You can never be wrong for protecting your child no doubt about it no questions! It’s your baby nobody should put lips on your babies beside mom,dad,& rest of your children

The entitlement kills me! You are not wrong sis!!! YOUR BABY. Period. You shouldn’t have to explain yourself. Good luck ❤️

I have your husband and send them the links, and the videos about OB/GYN’s talking about this. You are in the right.

I hear you and agree with every response. It’s your baby you set your boundaries and stick to them fly season or not they shouldn’t be kissing face lips hands feet. It’s hard but as she is a mother her self you would expect her to get where you’re coming from but I think there’s a generational gap of what used to be accepted back in the day. Just explain again and say you wouldn’t want to make them sick. Something so small for us is harder for a newborn to fight with little to no immune system yet flu season or not. If they don’t wanna be around until they can kiss the baby sounds like easier life for you and their loss. You decided and they should respect that. Good luck and congratulations x

Thank you ladies❤️ it will be honestly easier without them, but I hope they can grow up and respect our boundaries

It’s fairly common for the older generation to find this a bit strange… be patient with them! No doubt we will find what our kids do as parents strange as well and might struggle to see that their way is right

i’ve started discussing kissing with my husband and mom. husband says grandmas should be able to do whatever they want. my mom was understanding and will follow any rule i want, which would probably be to not kiss baby. im sure its going to be a debate, not looking forward to that. its awkward

You are not in the wrong because you dont know what they have

you’re not wrong at all, you’re protecting your child’s health. my baby is 5 months old, & my in laws still don’t kiss him. if they can’t respect your wishes and protect the babies health then they shouldn’t be around.
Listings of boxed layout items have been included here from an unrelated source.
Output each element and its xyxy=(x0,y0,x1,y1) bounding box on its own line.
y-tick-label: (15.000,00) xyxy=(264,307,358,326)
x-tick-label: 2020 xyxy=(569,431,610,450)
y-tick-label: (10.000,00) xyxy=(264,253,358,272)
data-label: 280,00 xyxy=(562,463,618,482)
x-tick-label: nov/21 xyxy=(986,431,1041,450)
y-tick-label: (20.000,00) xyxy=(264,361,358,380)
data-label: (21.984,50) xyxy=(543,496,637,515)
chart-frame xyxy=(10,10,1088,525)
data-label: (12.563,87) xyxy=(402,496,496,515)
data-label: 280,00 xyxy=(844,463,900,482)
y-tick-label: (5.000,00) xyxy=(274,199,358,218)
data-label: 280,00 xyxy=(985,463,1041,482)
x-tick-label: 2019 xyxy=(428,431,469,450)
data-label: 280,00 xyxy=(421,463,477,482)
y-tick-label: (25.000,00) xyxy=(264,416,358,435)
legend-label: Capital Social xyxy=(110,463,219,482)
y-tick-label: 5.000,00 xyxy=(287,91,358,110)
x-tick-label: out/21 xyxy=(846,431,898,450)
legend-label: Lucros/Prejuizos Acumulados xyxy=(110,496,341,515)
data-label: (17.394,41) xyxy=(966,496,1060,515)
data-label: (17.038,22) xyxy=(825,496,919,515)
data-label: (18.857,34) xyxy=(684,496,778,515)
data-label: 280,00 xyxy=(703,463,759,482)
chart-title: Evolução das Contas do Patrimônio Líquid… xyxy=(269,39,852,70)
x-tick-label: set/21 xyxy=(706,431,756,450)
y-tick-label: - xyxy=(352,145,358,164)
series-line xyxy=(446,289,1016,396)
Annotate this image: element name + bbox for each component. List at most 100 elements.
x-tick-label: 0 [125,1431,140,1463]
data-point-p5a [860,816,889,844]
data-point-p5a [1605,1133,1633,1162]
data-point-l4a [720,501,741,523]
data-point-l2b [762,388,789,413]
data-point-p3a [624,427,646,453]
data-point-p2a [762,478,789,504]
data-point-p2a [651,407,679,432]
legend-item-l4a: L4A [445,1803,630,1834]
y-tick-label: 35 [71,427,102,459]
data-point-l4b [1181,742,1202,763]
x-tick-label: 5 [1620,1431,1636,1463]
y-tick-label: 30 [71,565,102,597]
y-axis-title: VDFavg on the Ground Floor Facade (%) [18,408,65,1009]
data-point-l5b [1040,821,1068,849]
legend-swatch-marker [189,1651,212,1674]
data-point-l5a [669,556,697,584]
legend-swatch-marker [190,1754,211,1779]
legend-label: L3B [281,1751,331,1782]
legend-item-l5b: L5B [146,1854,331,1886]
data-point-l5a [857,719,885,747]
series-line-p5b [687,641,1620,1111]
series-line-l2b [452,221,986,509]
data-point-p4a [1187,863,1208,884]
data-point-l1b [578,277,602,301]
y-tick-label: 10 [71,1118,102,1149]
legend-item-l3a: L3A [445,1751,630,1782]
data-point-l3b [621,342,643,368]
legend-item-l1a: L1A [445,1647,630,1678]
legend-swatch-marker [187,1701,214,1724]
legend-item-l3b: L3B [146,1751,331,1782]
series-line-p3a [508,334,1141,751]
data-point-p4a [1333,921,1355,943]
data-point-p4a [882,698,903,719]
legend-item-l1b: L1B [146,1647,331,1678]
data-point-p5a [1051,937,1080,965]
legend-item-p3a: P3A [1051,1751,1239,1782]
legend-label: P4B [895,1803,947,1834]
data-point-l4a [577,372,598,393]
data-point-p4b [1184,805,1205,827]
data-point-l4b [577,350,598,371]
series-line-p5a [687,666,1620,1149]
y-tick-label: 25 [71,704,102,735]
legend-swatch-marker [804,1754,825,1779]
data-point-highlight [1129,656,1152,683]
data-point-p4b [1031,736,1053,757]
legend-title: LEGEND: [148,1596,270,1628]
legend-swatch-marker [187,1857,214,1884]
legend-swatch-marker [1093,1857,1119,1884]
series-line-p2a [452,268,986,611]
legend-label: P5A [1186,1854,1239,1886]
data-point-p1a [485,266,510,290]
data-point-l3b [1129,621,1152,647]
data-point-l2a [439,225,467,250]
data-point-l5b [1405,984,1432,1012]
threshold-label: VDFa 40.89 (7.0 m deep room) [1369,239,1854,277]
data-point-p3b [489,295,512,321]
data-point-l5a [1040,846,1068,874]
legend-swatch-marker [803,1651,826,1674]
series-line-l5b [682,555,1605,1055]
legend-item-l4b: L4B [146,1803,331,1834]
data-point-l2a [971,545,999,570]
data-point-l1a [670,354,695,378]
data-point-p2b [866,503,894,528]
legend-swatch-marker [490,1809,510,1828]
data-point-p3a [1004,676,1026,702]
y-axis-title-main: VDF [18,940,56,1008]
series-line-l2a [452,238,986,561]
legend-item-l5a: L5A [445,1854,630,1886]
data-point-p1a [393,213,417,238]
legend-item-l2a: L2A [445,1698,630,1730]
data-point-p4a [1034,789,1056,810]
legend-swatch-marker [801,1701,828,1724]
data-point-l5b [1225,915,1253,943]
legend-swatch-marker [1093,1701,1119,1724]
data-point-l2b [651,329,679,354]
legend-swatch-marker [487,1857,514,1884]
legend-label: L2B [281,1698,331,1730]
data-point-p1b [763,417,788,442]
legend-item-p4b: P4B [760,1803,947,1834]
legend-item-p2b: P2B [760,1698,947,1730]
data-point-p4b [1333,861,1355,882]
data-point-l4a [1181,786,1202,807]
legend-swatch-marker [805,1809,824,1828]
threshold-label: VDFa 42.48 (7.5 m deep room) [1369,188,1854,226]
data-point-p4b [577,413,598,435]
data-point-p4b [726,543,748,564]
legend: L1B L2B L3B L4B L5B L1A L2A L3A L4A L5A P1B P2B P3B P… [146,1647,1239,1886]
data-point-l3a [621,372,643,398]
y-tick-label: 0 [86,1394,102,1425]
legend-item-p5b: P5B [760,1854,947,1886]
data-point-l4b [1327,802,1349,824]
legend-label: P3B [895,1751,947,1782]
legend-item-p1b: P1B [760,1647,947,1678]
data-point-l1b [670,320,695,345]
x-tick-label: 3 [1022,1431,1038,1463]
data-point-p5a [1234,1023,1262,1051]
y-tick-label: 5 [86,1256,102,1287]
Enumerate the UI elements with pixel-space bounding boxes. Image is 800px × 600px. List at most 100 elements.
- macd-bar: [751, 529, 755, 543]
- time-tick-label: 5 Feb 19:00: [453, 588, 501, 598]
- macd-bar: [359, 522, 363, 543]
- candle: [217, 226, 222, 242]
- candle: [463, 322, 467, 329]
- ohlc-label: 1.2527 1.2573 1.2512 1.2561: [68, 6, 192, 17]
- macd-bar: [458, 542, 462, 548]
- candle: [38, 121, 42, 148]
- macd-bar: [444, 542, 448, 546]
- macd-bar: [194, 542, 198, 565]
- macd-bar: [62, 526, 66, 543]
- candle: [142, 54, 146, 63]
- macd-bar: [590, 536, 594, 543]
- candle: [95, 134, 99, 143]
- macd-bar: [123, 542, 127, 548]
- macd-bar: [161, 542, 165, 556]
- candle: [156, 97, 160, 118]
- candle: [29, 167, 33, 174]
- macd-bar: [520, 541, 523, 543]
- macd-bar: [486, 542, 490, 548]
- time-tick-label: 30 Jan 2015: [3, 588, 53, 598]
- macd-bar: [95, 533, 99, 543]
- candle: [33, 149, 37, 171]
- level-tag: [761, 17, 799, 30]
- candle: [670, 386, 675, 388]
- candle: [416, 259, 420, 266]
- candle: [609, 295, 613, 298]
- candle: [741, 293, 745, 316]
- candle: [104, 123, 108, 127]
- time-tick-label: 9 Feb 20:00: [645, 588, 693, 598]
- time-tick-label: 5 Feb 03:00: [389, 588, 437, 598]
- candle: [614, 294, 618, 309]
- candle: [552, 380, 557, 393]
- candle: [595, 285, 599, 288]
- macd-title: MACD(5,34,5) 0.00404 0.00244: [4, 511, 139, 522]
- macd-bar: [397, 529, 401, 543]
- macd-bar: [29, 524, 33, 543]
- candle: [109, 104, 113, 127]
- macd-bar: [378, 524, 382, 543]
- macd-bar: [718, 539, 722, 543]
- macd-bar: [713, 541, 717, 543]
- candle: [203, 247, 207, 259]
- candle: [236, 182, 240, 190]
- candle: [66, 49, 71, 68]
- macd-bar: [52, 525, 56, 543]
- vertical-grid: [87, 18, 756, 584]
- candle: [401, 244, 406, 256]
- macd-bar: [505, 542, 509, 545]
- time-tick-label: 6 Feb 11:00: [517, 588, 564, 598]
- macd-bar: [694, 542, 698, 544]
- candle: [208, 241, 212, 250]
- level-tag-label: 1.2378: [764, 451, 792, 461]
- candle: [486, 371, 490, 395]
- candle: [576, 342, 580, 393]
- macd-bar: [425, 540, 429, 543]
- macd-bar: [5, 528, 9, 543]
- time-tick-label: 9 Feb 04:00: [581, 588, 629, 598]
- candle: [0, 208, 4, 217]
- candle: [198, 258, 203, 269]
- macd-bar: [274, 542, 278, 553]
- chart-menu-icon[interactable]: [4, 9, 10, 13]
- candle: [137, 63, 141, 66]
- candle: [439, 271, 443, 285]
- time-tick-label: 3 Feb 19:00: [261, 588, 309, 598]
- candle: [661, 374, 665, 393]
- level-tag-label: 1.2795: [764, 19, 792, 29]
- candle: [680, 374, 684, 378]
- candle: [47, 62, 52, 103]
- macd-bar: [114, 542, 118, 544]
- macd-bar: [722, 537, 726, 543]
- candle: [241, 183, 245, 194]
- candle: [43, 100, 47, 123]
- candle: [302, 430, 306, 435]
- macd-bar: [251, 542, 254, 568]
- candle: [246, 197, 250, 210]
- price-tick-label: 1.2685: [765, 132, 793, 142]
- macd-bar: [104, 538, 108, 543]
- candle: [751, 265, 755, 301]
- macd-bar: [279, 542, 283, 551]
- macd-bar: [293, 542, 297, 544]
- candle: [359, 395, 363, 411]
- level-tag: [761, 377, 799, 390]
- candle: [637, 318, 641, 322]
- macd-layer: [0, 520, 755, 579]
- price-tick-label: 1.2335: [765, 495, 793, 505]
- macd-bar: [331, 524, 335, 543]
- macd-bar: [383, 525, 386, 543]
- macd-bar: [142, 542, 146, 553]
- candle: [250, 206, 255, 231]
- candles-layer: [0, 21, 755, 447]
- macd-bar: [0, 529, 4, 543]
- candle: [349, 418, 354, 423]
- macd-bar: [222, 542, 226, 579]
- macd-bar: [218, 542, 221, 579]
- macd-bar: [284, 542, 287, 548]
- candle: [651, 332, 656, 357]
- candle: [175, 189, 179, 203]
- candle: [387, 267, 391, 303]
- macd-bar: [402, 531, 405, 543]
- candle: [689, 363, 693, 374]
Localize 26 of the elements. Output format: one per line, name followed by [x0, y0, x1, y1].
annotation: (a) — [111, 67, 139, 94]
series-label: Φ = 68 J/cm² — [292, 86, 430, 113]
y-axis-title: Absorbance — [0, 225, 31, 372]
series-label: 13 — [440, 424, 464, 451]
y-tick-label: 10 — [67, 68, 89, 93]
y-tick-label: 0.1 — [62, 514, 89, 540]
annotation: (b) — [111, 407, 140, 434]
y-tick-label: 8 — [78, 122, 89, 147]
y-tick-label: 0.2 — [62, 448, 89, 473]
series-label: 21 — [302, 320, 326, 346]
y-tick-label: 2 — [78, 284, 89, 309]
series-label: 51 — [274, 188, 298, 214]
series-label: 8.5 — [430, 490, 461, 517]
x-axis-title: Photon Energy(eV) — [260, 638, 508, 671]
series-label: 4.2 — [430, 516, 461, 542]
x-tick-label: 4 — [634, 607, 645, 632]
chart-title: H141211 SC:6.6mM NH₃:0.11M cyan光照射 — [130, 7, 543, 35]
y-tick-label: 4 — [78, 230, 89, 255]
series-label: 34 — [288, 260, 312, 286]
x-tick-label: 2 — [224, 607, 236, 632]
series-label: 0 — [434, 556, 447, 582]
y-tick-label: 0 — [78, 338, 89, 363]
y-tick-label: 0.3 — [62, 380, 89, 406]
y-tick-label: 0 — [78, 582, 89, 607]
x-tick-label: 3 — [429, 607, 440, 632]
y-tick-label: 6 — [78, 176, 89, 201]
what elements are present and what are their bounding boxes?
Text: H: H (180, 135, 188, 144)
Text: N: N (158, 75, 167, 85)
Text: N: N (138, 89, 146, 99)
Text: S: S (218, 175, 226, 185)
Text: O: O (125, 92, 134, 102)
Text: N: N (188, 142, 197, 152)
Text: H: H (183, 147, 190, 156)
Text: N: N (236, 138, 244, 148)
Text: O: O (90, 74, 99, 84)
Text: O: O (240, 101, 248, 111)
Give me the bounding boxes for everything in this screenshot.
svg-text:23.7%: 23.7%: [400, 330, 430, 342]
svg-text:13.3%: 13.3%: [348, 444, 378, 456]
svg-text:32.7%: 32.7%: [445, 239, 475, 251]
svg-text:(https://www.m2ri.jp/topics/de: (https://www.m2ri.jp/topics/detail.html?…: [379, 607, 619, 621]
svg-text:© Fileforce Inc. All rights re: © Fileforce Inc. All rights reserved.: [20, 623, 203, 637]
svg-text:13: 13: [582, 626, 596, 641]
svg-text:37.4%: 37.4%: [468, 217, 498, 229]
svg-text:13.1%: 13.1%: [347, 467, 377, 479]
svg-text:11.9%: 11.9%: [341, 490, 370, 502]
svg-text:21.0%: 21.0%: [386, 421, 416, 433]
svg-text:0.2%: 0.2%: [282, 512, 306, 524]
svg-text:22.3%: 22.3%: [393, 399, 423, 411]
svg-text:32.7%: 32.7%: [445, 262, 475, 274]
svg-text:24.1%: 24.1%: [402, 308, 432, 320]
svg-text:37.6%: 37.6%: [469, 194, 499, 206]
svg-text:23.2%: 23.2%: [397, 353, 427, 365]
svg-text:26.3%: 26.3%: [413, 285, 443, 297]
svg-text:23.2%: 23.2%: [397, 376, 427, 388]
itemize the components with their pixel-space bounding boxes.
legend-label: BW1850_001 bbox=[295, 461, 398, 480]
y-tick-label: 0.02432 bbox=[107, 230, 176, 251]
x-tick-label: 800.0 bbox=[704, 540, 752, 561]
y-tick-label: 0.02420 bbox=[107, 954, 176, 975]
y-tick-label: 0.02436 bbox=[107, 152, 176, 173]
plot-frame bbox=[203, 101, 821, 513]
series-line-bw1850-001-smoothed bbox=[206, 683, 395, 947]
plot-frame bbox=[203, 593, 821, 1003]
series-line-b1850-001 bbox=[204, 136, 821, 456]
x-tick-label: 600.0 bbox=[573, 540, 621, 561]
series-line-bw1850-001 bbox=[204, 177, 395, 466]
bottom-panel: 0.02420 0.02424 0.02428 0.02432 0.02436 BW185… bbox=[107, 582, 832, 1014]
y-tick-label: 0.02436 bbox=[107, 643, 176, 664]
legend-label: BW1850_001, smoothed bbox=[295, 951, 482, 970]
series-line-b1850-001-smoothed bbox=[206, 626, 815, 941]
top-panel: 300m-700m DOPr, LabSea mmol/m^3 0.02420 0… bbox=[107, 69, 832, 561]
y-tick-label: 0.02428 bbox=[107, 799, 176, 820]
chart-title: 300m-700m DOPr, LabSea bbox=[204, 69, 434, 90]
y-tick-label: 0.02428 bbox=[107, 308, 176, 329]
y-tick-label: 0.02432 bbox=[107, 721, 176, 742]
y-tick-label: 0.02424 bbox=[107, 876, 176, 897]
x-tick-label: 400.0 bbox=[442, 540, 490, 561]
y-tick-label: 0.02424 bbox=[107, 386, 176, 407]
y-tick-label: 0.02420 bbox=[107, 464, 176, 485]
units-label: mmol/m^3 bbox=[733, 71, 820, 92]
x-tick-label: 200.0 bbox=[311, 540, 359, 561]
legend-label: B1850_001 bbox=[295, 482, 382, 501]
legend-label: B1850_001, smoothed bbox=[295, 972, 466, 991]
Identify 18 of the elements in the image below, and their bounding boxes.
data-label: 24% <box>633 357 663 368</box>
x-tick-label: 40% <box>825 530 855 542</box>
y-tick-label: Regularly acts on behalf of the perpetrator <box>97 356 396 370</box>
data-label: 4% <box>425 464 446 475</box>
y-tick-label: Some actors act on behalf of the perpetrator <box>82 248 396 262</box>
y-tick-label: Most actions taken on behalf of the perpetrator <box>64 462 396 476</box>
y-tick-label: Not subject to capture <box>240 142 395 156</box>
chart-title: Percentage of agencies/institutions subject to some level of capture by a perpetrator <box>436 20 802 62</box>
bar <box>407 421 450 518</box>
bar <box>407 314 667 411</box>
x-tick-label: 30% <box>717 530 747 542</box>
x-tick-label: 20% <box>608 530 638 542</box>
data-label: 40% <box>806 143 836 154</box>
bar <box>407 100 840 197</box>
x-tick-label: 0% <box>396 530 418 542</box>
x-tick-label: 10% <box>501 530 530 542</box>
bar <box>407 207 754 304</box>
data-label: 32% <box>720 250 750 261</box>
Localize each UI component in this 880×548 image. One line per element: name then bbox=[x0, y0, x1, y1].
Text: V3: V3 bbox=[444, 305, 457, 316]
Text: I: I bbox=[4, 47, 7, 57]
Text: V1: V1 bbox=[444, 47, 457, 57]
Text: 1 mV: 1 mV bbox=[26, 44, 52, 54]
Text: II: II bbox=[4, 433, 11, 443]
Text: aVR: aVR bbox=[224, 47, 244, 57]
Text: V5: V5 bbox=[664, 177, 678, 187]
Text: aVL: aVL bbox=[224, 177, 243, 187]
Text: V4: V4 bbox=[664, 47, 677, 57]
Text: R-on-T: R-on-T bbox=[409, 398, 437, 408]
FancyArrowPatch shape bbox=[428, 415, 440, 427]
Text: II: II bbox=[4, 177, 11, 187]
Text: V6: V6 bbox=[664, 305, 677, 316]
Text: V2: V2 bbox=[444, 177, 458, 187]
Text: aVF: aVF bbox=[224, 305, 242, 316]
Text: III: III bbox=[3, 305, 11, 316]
You’re not wrong. Multiple nurses and doctors have told us this is THE WORST year they’ve ever seen for RSV and flu in infants. You can show those family members the facts, the cost of a two to three week hospital stay, and testimonies of people whose babies have died. It’s not worth the risk… I know my own father is going to fuss about this rule, but I’m not having it.

You are definitely not in the wrong I got a lot of push back on this from my MIL so I then sent her videos of babies with RSV and said that if she wishes her grand daughter to end up very poorly and potentially in hospital all because she feels that she must kiss the baby then she should be happy with having not contact with us

Definitely not wrong. I’m requesting that anyone wanting to hold baby wear a mask and be up to date on vaccines. It’s their choice.

Your baby, your rules. If they don’t like it, constantly complain or can’t respect your wishes then they shouldn’t come around.